En réponse à cet enjeu, l'Agence de maîtrise de l'environnement et de l'énergie (Ademe), avec l'Agence nationale de l'habitat (Anah) et l'Agence nationale pour l'information sur le logement (Anil), promet un réseau de 400 espaces conseil, mais déjà les observateurs doutent de la portée du dispositif.

« Il faut beaucoup plus de communication, ne serait-ce que pour habituer les Français à terme. Ils vont nécessairement se poser des questions, d'autant qu'il est encore difficile de parvenir à se retrouver dans le maquis des aides. Est-ce que le réseau de conseillers sera en capacité de répondre ? » s'interroge Danyel Dubreuil de l'ONG Cler - Réseau pour une transition énergétique.

Un délégué ministériel chargé de la rénovation énergétique

Dans le cadre de ses fonctions de co-pilote du plan de rénovation énergétique des bâtiments, la parlementaire Marjolaine Meynier-Millefert dit, elle, avoir organisé entre 300 et 350 rendez-vous en trois mois avec les professionnels et associatifs du secteur. Aussi aimerait-elle suivre la déclinaison opérationnelle du programme.

« Nous n'avons pas les moyens d'aller partout en France, regrette-t-elle.
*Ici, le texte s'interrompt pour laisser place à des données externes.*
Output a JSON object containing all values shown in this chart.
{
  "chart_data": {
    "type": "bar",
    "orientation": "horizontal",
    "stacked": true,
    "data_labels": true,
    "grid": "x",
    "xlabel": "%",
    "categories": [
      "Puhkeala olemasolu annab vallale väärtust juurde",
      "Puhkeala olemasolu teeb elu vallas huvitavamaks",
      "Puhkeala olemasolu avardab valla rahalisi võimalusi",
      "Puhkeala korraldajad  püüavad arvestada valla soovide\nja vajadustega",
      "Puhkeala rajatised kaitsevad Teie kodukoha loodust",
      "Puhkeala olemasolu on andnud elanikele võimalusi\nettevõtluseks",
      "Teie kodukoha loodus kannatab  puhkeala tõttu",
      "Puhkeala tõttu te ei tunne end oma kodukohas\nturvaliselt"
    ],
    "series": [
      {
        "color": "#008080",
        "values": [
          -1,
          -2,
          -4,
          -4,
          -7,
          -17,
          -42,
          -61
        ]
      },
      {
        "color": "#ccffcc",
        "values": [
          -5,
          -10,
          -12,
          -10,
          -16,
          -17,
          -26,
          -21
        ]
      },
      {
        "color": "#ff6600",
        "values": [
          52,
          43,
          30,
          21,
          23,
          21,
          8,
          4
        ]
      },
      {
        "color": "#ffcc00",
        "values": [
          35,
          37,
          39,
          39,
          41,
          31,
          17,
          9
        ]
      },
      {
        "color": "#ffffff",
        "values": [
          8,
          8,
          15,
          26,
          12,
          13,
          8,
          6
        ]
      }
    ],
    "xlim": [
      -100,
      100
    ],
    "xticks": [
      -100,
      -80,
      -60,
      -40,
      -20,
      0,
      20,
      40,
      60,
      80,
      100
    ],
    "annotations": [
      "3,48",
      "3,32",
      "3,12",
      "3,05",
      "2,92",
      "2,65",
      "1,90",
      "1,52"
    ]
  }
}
Nous sommes davantage des lanceurs d'alerte. C'est un peu frustrant... Nous captons l'information, nous la faisons remonter et nous nous rendons compte qu'il manque un pilotage structurel. Ce serait une bonne chose d'avoir un délégué ministériel. »

La nomination d'une personnalité qualifiée en Conseil des ministres avait en effet fait son chemin avant l'été, mais avec le remaniement, cette hypothèse va-t-elle refaire surface, voire se traduire en actes ? Il ne reste plus qu'à guetter les « mesures individuelles » adoptées mercredi midi.

Le CITE et le bonus-malus aux abonnés absents


Autre sujet sur la table, et non des moindres : le crédit d'impôt pour la transition énergétique (CITE). Actuellement, un particulier peut mandater une société avant de se faire rembourser tout ou partie de son chantier d'amélioration énergétique. Or, cet avantage fiscal n'a pas été cité.

« C'est préjudiciable pour la prise de décision des entreprises comme du côté des ménages qui ont du mal à se projeter dans des travaux », estime ainsi le représentant associatif. « Nous ne savons pas encore comment le CITE va être arbitré. C'est pénible de ne pas connaître le fléchage », renchérit la députée marcheuse.

Autre disparition : celle du bonus-malus à la revente d'un logement énergivore, évoqué un temps par l'ex-ministre Nicolas Hulot. S'il revenait dans le cadre de l'examen du projet de loi finances 2019, il déclencherait à coup sûr une bronca des associations de propriétaires.